Screen Shot 2012-07-03 at 4.36.28 PM - R. Kelly says 'The Notebook' made him realize he needed to get divorced

Entertainment

R. Kelly says ‘The Notebook’ made him realize he needed to get divorced

R. Kelly‘s new memoir “Soulacoster” came out late last week. We’ve yet to make our way through the sure-to-be-entertaining tome, but TMZ points out a passage that, given Kelly’s penchant for melodrama, perhaps shouldn’t be all that surprising: he says “The Notebook” was so powerful it made him realize he needed to get a divorce and keep searching for true love.

From “Soulacoaster”:

As the film credits started to roll, I couldn’t move. I burst into tears.
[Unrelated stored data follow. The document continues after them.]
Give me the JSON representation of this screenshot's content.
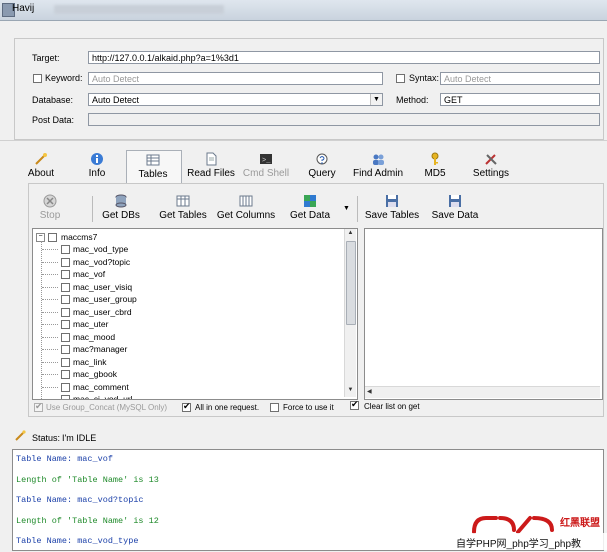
{
  "window": {
    "title": "Havij"
  },
  "form": {
    "target_label": "Target:",
    "target_value": "http://127.0.0.1/alkaid.php?a=1%3d1",
    "keyword_label": "Keyword:",
    "keyword_value": "Auto Detect",
    "syntax_label": "Syntax:",
    "syntax_value": "Auto Detect",
    "database_label": "Database:",
    "database_value": "Auto Detect",
    "method_label": "Method:",
    "method_value": "GET",
    "postdata_label": "Post Data:",
    "postdata_value": ""
  },
  "toolbar": {
    "items": [
      {
        "label": "About",
        "icon": "wand-icon"
      },
      {
        "label": "Info",
        "icon": "info-icon"
      },
      {
        "label": "Tables",
        "icon": "table-icon"
      },
      {
        "label": "Read Files",
        "icon": "file-icon"
      },
      {
        "label": "Cmd Shell",
        "icon": "terminal-icon"
      },
      {
        "label": "Query",
        "icon": "query-icon"
      },
      {
        "label": "Find Admin",
        "icon": "users-icon"
      },
      {
        "label": "MD5",
        "icon": "key-icon"
      },
      {
        "label": "Settings",
        "icon": "tools-icon"
      }
    ]
  },
  "actions": {
    "stop": "Stop",
    "get_dbs": "Get DBs",
    "get_tables": "Get Tables",
    "get_columns": "Get Columns",
    "get_data": "Get Data",
    "save_tables": "Save Tables",
    "save_data": "Save Data"
  },
  "tree": {
    "root": "maccms7",
    "items": [
      "mac_vod_type",
      "mac_vod?topic",
      "mac_vof",
      "mac_user_visiq",
      "mac_user_group",
      "mac_user_cbrd",
      "mac_uter",
      "mac_mood",
      "mac?manager",
      "mac_link",
      "mac_gbook",
      "mac_comment",
      "mac_ci_vod_url"
    ]
  },
  "options": {
    "group_concat": "Use Group_Concat (MySQL Only)",
    "all_in_one": "All in one request.",
    "force": "Force to use it",
    "clear_list": "Clear list on get"
  },
  "status": {
    "label": "Status:",
    "value": "I'm IDLE"
  },
  "log": {
    "lines": [
      {
        "text": "Table Name: mac_vof",
        "kind": "name"
      },
      {
        "text": "Length of 'Table Name' is 13",
        "kind": "len"
      },
      {
        "text": "Table Name: mac_vod?topic",
        "kind": "name"
      },
      {
        "text": "Length of 'Table Name' is 12",
        "kind": "len"
      },
      {
        "text": "Table Name: mac_vod_type",
        "kind": "name"
      }
    ]
  },
  "watermark": {
    "brand": "红黑联盟",
    "caption": "自学PHP网_php学习_php教"
  },
  "colors": {
    "log_name": "#1a3fa8",
    "log_length": "#1f8a2a",
    "watermark": "#cc1a1a"
  }
}
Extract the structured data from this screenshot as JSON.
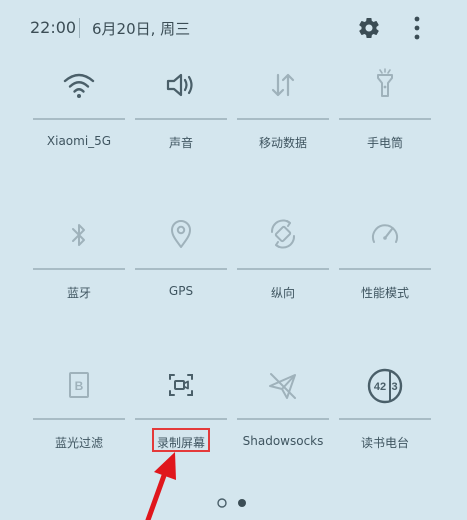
{
  "status_bar": {
    "time": "22:00",
    "date": "6月20日, 周三"
  },
  "icons": {
    "settings": "gear-icon",
    "more": "more-vertical-icon"
  },
  "tiles": [
    {
      "label": "Xiaomi_5G",
      "icon": "wifi-icon",
      "active": true
    },
    {
      "label": "声音",
      "icon": "speaker-icon",
      "active": true
    },
    {
      "label": "移动数据",
      "icon": "mobile-data-icon",
      "active": false
    },
    {
      "label": "手电筒",
      "icon": "flashlight-icon",
      "active": false
    },
    {
      "label": "蓝牙",
      "icon": "bluetooth-icon",
      "active": false
    },
    {
      "label": "GPS",
      "icon": "location-pin-icon",
      "active": false
    },
    {
      "label": "纵向",
      "icon": "rotation-icon",
      "active": false
    },
    {
      "label": "性能模式",
      "icon": "speedometer-icon",
      "active": false
    },
    {
      "label": "蓝光过滤",
      "icon": "blue-light-filter-icon",
      "active": false
    },
    {
      "label": "录制屏幕",
      "icon": "screen-record-icon",
      "active": false
    },
    {
      "label": "Shadowsocks",
      "icon": "paper-plane-icon",
      "active": false
    },
    {
      "label": "读书电台",
      "icon": "radio-423-icon",
      "active": true
    }
  ],
  "pagination": {
    "pages": 2,
    "current": 2
  },
  "colors": {
    "background": "#d4e6ee",
    "active_icon": "#4a5f69",
    "inactive_icon": "#9fb2bb",
    "highlight": "#e43a3a"
  }
}
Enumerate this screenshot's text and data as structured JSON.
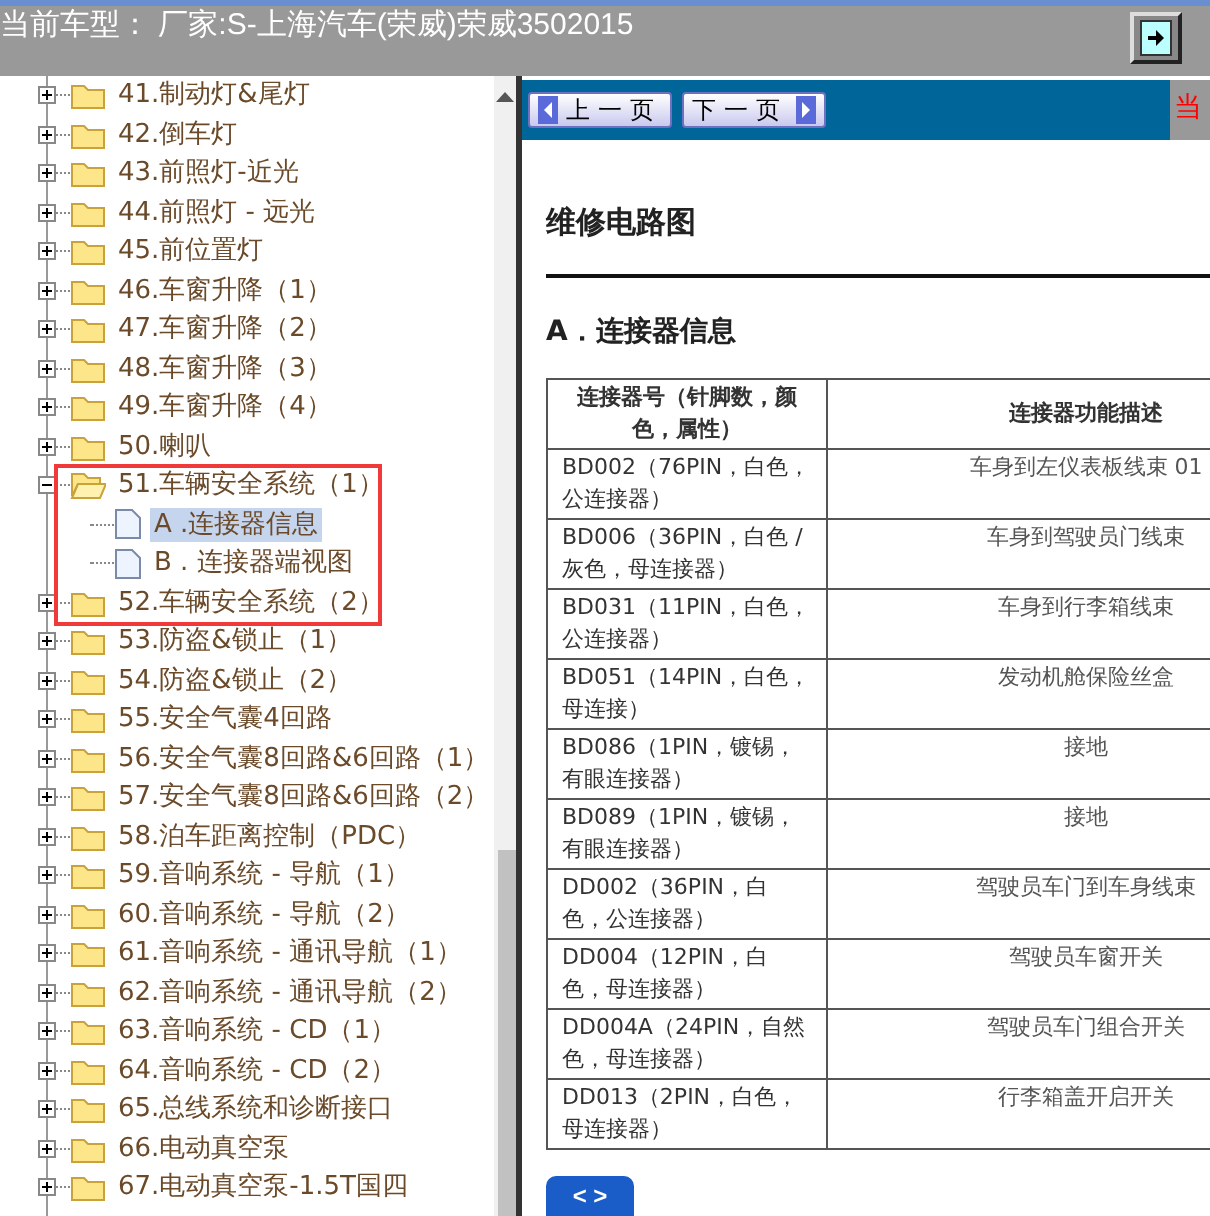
{
  "header": {
    "title": "当前车型： 厂家:S-上海汽车(荣威)荣威3502015"
  },
  "tree": {
    "items": [
      {
        "label": "41.制动灯&尾灯",
        "expanded": false,
        "selected": false
      },
      {
        "label": "42.倒车灯",
        "expanded": false,
        "selected": false
      },
      {
        "label": "43.前照灯-近光",
        "expanded": false,
        "selected": false
      },
      {
        "label": "44.前照灯 - 远光",
        "expanded": false,
        "selected": false
      },
      {
        "label": "45.前位置灯",
        "expanded": false,
        "selected": false
      },
      {
        "label": "46.车窗升降（1）",
        "expanded": false,
        "selected": false
      },
      {
        "label": "47.车窗升降（2）",
        "expanded": false,
        "selected": false
      },
      {
        "label": "48.车窗升降（3）",
        "expanded": false,
        "selected": false
      },
      {
        "label": "49.车窗升降（4）",
        "expanded": false,
        "selected": false
      },
      {
        "label": "50.喇叭",
        "expanded": false,
        "selected": false
      },
      {
        "label": "51.车辆安全系统（1）",
        "expanded": true,
        "selected": false,
        "children": [
          {
            "label": "A .连接器信息",
            "selected": true
          },
          {
            "label": "B . 连接器端视图",
            "selected": false
          }
        ]
      },
      {
        "label": "52.车辆安全系统（2）",
        "expanded": false,
        "selected": false
      },
      {
        "label": "53.防盗&锁止（1）",
        "expanded": false,
        "selected": false
      },
      {
        "label": "54.防盗&锁止（2）",
        "expanded": false,
        "selected": false
      },
      {
        "label": "55.安全气囊4回路",
        "expanded": false,
        "selected": false
      },
      {
        "label": "56.安全气囊8回路&6回路（1）",
        "expanded": false,
        "selected": false
      },
      {
        "label": "57.安全气囊8回路&6回路（2）",
        "expanded": false,
        "selected": false
      },
      {
        "label": "58.泊车距离控制（PDC）",
        "expanded": false,
        "selected": false
      },
      {
        "label": "59.音响系统 - 导航（1）",
        "expanded": false,
        "selected": false
      },
      {
        "label": "60.音响系统 - 导航（2）",
        "expanded": false,
        "selected": false
      },
      {
        "label": "61.音响系统 - 通讯导航（1）",
        "expanded": false,
        "selected": false
      },
      {
        "label": "62.音响系统 - 通讯导航（2）",
        "expanded": false,
        "selected": false
      },
      {
        "label": "63.音响系统 - CD（1）",
        "expanded": false,
        "selected": false
      },
      {
        "label": "64.音响系统 - CD（2）",
        "expanded": false,
        "selected": false
      },
      {
        "label": "65.总线系统和诊断接口",
        "expanded": false,
        "selected": false
      },
      {
        "label": "66.电动真空泵",
        "expanded": false,
        "selected": false
      },
      {
        "label": "67.电动真空泵-1.5T国四",
        "expanded": false,
        "selected": false
      }
    ]
  },
  "doc": {
    "nav_buttons": [
      {
        "label": "上一页",
        "kind": "prev"
      },
      {
        "label": "下一页",
        "kind": "next"
      }
    ],
    "side_text": "当",
    "heading": "维修电路图",
    "section": "A．连接器信息",
    "table": {
      "columns": [
        "连接器号（针脚数，颜色，属性）",
        "连接器功能描述"
      ],
      "rows": [
        [
          "BD002（76PIN，白色，公连接器）",
          "车身到左仪表板线束 01"
        ],
        [
          "BD006（36PIN，白色 / 灰色，母连接器）",
          "车身到驾驶员门线束"
        ],
        [
          "BD031（11PIN，白色，公连接器）",
          "车身到行李箱线束"
        ],
        [
          "BD051（14PIN，白色，母连接）",
          "发动机舱保险丝盒"
        ],
        [
          "BD086（1PIN，镀锡，有眼连接器）",
          "接地"
        ],
        [
          "BD089（1PIN，镀锡，有眼连接器）",
          "接地"
        ],
        [
          "DD002（36PIN，白色，公连接器）",
          "驾驶员车门到车身线束"
        ],
        [
          "DD004（12PIN，白色，母连接器）",
          "驾驶员车窗开关"
        ],
        [
          "DD004A（24PIN，自然色，母连接器）",
          "驾驶员车门组合开关"
        ],
        [
          "DD013（2PIN，白色，母连接器）",
          "行李箱盖开启开关"
        ]
      ]
    },
    "float_button": "< >"
  }
}
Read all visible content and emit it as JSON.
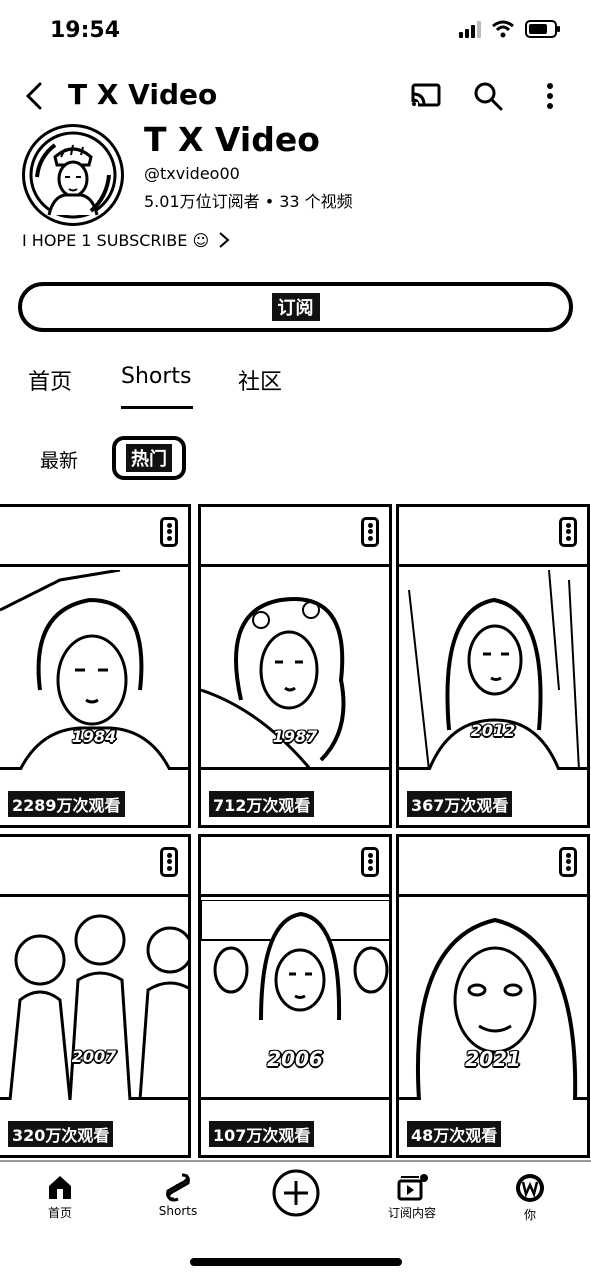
{
  "status": {
    "time": "19:54"
  },
  "topbar": {
    "title": "T X Video",
    "icons": [
      "back-icon",
      "cast-icon",
      "search-icon",
      "more-vert-icon"
    ]
  },
  "channel": {
    "name": "T X Video",
    "handle": "@txvideo00",
    "meta": "5.01万位订阅者 • 33 个视频",
    "description": "I HOPE 1 SUBSCRIBE ☺",
    "subscribe_label": "订阅"
  },
  "tabs": [
    {
      "label": "首页"
    },
    {
      "label": "Shorts",
      "selected": true
    },
    {
      "label": "社区"
    }
  ],
  "chips": [
    {
      "label": "最新"
    },
    {
      "label": "热门",
      "selected": true
    }
  ],
  "shorts": [
    {
      "views": "2289万次观看",
      "year": "1984"
    },
    {
      "views": "712万次观看",
      "year": "1987"
    },
    {
      "views": "367万次观看",
      "year": "2012"
    },
    {
      "views": "320万次观看",
      "year": "2007"
    },
    {
      "views": "107万次观看",
      "year": "2006"
    },
    {
      "views": "48万次观看",
      "year": "2021"
    }
  ],
  "bottom_nav": [
    {
      "label": "首页",
      "icon": "home-icon"
    },
    {
      "label": "Shorts",
      "icon": "shorts-icon"
    },
    {
      "label": "",
      "icon": "create-plus-icon"
    },
    {
      "label": "订阅内容",
      "icon": "subscriptions-icon"
    },
    {
      "label": "你",
      "icon": "profile-avatar-icon"
    }
  ]
}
People walking past me patted me on the back, trying to console me. ‘The Notebook’ was beautiful, and I was crying because its hero and heroine had died together.

But I was also crying because I remembered a Valentine’s Day — when a helicopter dropped a rainfall of roses — that had come and gone … My marriage had died. And there was nothing I could do to bring it back.

We’ve all been there—a moment when a movie, song or book spoke truth to us and made us realize something about our lives, from which there was no turning back. Nick Hornby described it perfectly in “High Fidelity”: “These things matter, and it’s no good pretending that any relationship has a future if your record collections disagree violently, or if your favorite films wouldn’t even speak to each other if they met at a party.”

Perhaps what makes this story kind of funny is that you can’t picture R. Kelly’s music (or probably its new IFC spin-off series) speaking to “The Notebook” if they met at a party. But as a wiser person than myself one said, You like what you like.